Cette précision scientifique vulgarisatrice, typique de l’Age d’Or, associée à l’imagination de l’auteur, compose un univers riche et cohérent que l’on pourrait trouver parfois impersonnel.

Un héros on ne peut plus humain

Heureusement, Poul Anderson ne néglige pas l’aspect humain. Son héros Flandry n’est pas un simple personnage de space opera. Bien qu’il soit présenté comme fort, beau, intelligent, infaillible, casse-cou, il n’en est pas moins complexe et loin des clichés habituels du genre. Car Flandry est profondément humain. Il est indéfectiblement attaché à l’Empire mais est tenté par l’argent et les femmes, et serait prêt à mettre ses convictions de côté plus facilement qu’on ne pourrait le croire. Tour à tour orgueilleux, manipulateur, craintif, machiste, égoïste, corruptible, pragmatique, superficiel, jaloux, Flandry possède une gigantesque collection de défauts que l’auteur n’a pas peur de mélanger à ses qualités.
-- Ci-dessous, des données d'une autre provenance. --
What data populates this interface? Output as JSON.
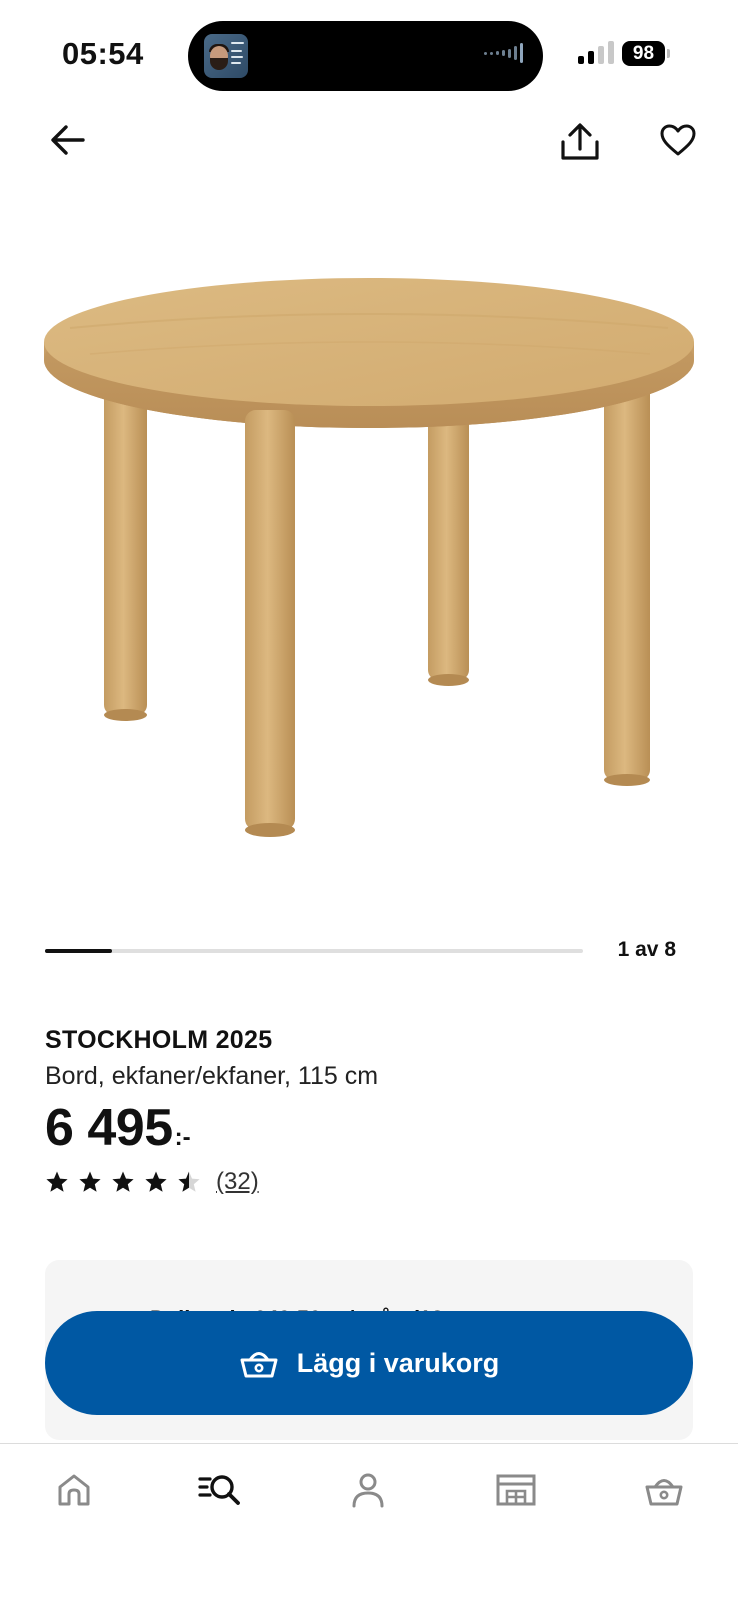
{
  "status_bar": {
    "time": "05:54",
    "battery": "98"
  },
  "top_nav": {
    "back_icon": "arrow-left-icon",
    "share_icon": "share-icon",
    "favorite_icon": "heart-icon"
  },
  "gallery": {
    "counter": "1 av 8",
    "current_index": 1,
    "total": 8,
    "progress_fraction": 0.125
  },
  "product": {
    "name": "STOCKHOLM 2025",
    "description": "Bord, ekfaner/ekfaner, 115 cm",
    "price": "6 495",
    "price_suffix": ":-",
    "rating_value": 4.5,
    "rating_max": 5,
    "review_count": "(32)"
  },
  "info_card": {
    "text": "Delbetala 649,50 :- / mån (12"
  },
  "actions": {
    "add_to_cart_label": "Lägg i varukorg",
    "add_to_cart_icon": "basket-icon"
  },
  "tab_bar": {
    "tabs": [
      {
        "icon": "home-icon",
        "active": false
      },
      {
        "icon": "search-icon",
        "active": true
      },
      {
        "icon": "profile-icon",
        "active": false
      },
      {
        "icon": "store-icon",
        "active": false
      },
      {
        "icon": "basket-icon",
        "active": false
      }
    ]
  },
  "colors": {
    "brand_blue": "#0058a3",
    "text": "#111111",
    "inactive_icon": "#8a8a8a",
    "wood_light": "#d9b57b",
    "wood_dark": "#b88a4f"
  }
}
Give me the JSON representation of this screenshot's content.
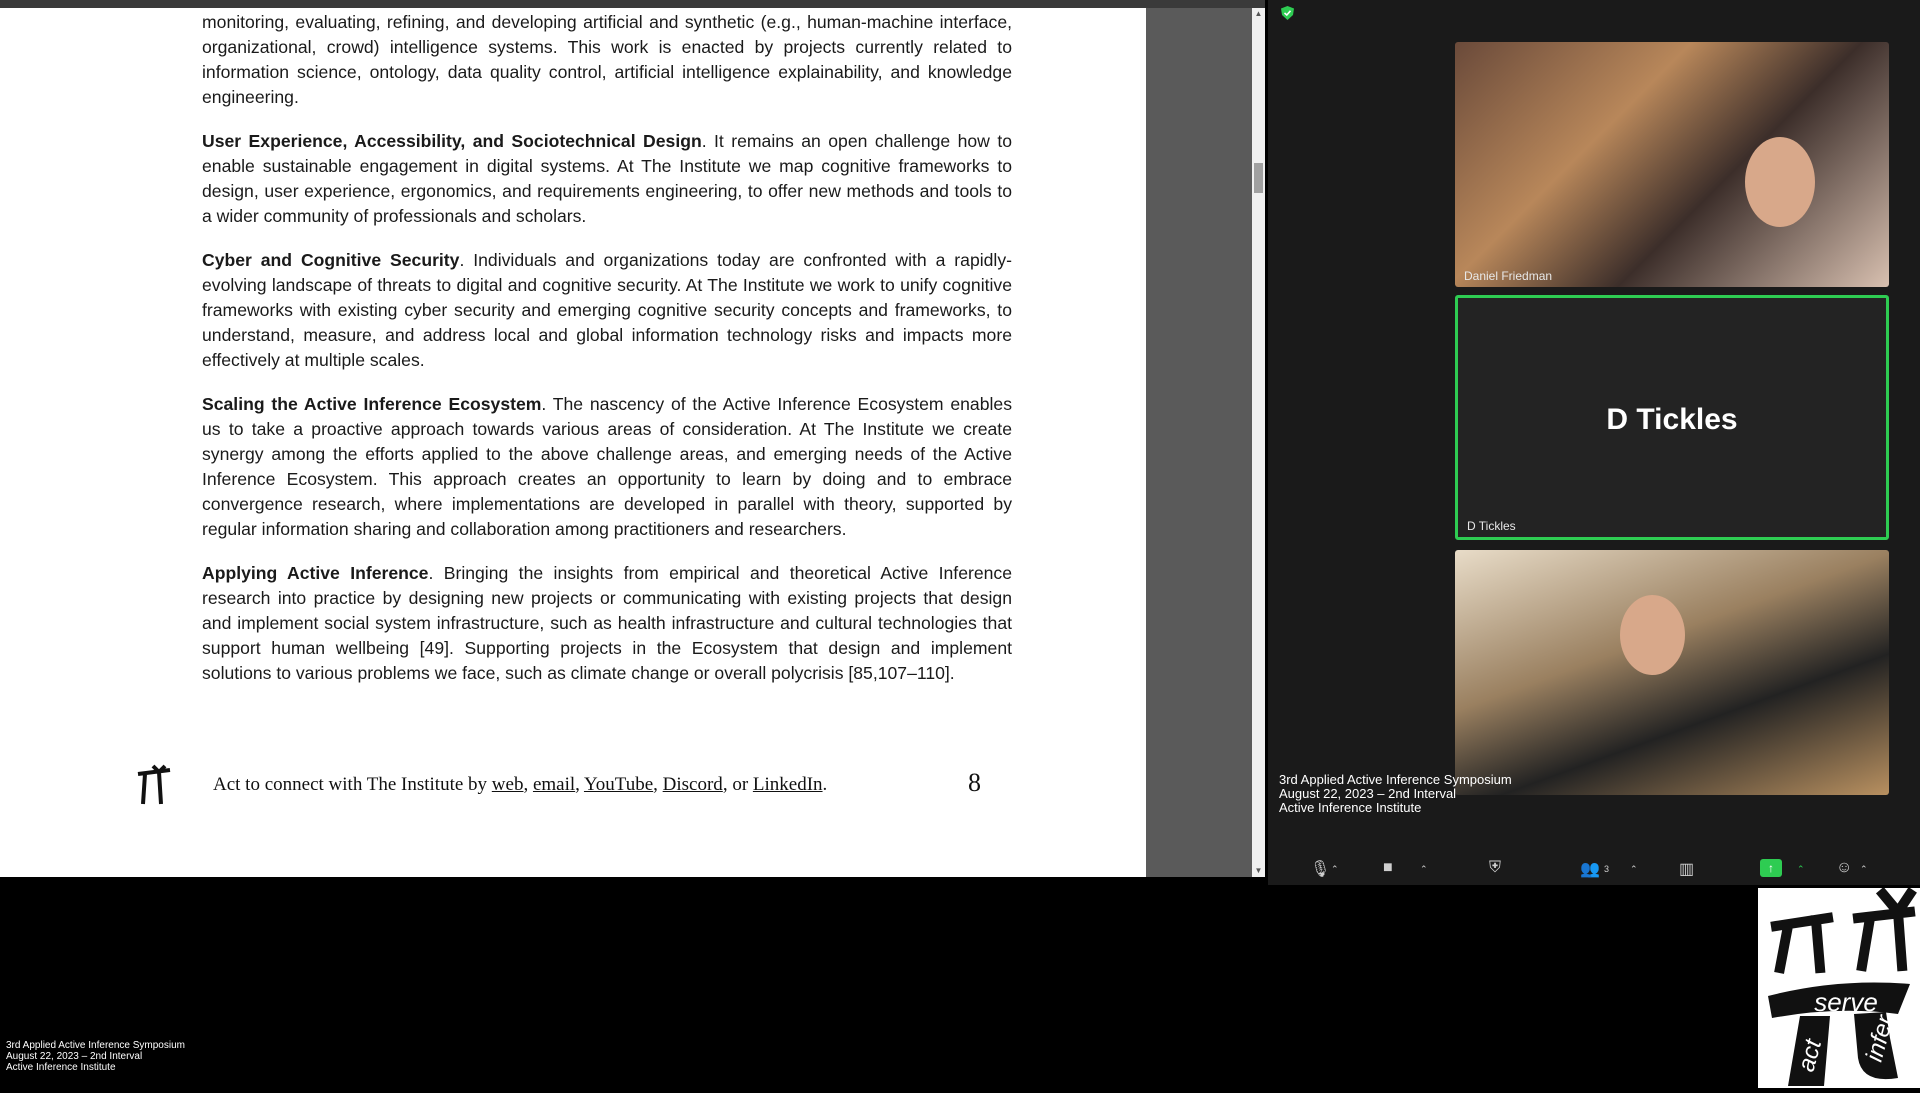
{
  "pdf": {
    "paragraphs": [
      {
        "heading": "",
        "text": "monitoring, evaluating, refining, and developing artificial and synthetic (e.g., human-machine interface, organizational, crowd) intelligence systems. This work is enacted by projects currently related to information science, ontology, data quality control, artificial intelligence explainability, and knowledge engineering."
      },
      {
        "heading": "User Experience, Accessibility, and Sociotechnical Design",
        "text": ". It remains an open challenge how to enable sustainable engagement in digital systems. At The Institute we map cognitive frameworks to design, user experience, ergonomics, and requirements engineering, to offer new methods and tools to a wider community of professionals and scholars."
      },
      {
        "heading": "Cyber and Cognitive Security",
        "text": ". Individuals and organizations today are confronted with a rapidly-evolving landscape of threats to digital and cognitive security. At The Institute we work to unify cognitive frameworks with existing cyber security and emerging cognitive security concepts and frameworks, to understand, measure, and address local and global information technology risks and impacts more effectively at multiple scales."
      },
      {
        "heading": "Scaling the Active Inference Ecosystem",
        "text": ". The nascency of the Active Inference Ecosystem enables us to take a proactive approach towards various areas of consideration. At The Institute we create synergy among the efforts applied to the above challenge areas, and emerging needs of the Active Inference Ecosystem. This approach creates an opportunity to learn by doing and to embrace convergence research, where implementations are developed in parallel with theory, supported by regular information sharing and collaboration among practitioners and researchers."
      },
      {
        "heading": "Applying Active Inference",
        "text": ". Bringing the insights from empirical and theoretical Active Inference research into practice by designing new projects or communicating with existing projects that design and implement social system infrastructure, such as health infrastructure and cultural technologies that support human wellbeing [49]. Supporting projects in the Ecosystem that design and implement solutions to various problems we face, such as climate change or overall polycrisis [85,107–110]."
      }
    ],
    "footer": {
      "prefix": "Act to connect with The Institute by ",
      "links": [
        "web",
        "email",
        "YouTube",
        "Discord",
        "LinkedIn"
      ],
      "sep1": ", ",
      "sep2": ", ",
      "sep3": ", ",
      "sep4": ", or ",
      "suffix": ".",
      "page_number": "8"
    }
  },
  "conference": {
    "participants": [
      {
        "name": "Daniel Friedman",
        "display": ""
      },
      {
        "name": "D Tickles",
        "display": "D Tickles"
      },
      {
        "name": "",
        "display": ""
      }
    ],
    "overlay": [
      "3rd Applied Active Inference Symposium",
      "August 22, 2023 – 2nd Interval",
      "Active Inference Institute"
    ],
    "toolbar_icons": [
      "microphone-icon",
      "camera-icon",
      "security-icon",
      "participants-icon",
      "polls-icon",
      "share-screen-icon",
      "reactions-icon"
    ],
    "participants_count": "3",
    "accent_color": "#2ecc52"
  },
  "bottom_caption": [
    "3rd Applied Active Inference Symposium",
    "August 22, 2023 – 2nd Interval",
    "Active Inference Institute"
  ],
  "logo": {
    "word_top": "serve",
    "word_left": "act",
    "word_right": "infer"
  }
}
Ce refus du manichéisme concernant la personnalité de Flandry l’autorise d’ailleurs à critiquer ses prochains. Car Flandry a conscience de ses travers et doit en permanence apprendre à vivre avec. Ainsi se dit-il en lui-même, dans Les mondes rebelles : « Flandry, qu’est-ce qui te permet de penser que le cosmos a été conçu pour ta commodité personnelle ? ». Ce questionnement sur lui-même, mêlé à toutes ses autres interrogations (sur Dieu, sur la mort, etc.), nous le rend sympathique et proche de nous.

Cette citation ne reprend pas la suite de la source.